I just attended an employment law seminar on the Affordable Care Act (PPACA or Obamacare). What does the Affordable Care Act have to do with labor and employment law? The answer is obvious if you think about it. The new health care law creates an almost infinite number of legal issues regarding the relationship between employers and employees.
The seminar was charitably at the basic level, explaining the general provisions for novices like me, but a few things stood out. First, 2013 is the year for employers to experiment with strategies on how to deal with the law’s new obligations, most of which kick in 2014 forward.
Second, communication with an employer’s employees is essential so they understand their rights, and how and why their employer has chosen to handle the law. Otherwise, an employer may find a very confused and upset workforce on its hands.

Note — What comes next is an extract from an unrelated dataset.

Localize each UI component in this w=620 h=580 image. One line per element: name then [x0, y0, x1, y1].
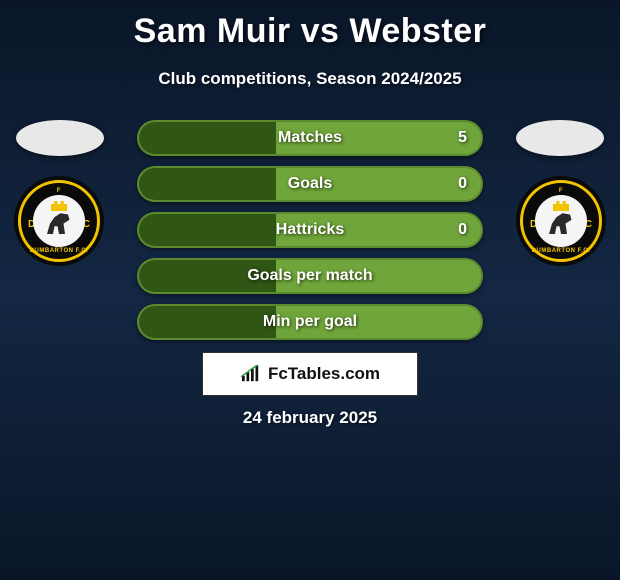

And third, employment lawyers will have to brush up on their tax law, ERISA law, and OSHA law, because a number of key issues will be determined by reliance on those legal provisions or agencies. For example, “related” companies’ employees will be aggregated to determine whether the full breadth of the law applies (50 or more employees). That is a term evidently familiar to tax lawyers, but not to most employment lawyers. Also, independent contractor status will probably be resolved by tax law cases; and anyone familiar with how the IRS handles the I/C issue knows that, although the legal analysis is generally based on principles of common law, the IRS approach is somewhat unique and a large body of legal precedents already exist in the form of decided tax law cases. Additionally, Section 1558 of the ACA added § 18C to the Fair Labor Standards Act, expressly prohibiting an employer from retaliating against an employee for, inter alia, receiving a federal tax credit or subsidy to purchase insurance through the employer or a future health insurance exchange, reporting a potential violation of ACA’s consumer protection provisions, and assisting or participating in a proceeding under the whistleblower law; and OSHA is the federal agency responsible for enforcement of the law.
Just how labor and employment arbitration may eventually fit in to the new health law equation, if at all, is uncertain right now; e.g., possible damages and remedies issues come to mind, as well as potential issues arising under collective bargaining and union contracts. But then again, everything is uncertain right now about the eventual effects of the Affordable Care Act. Interesting times ahead.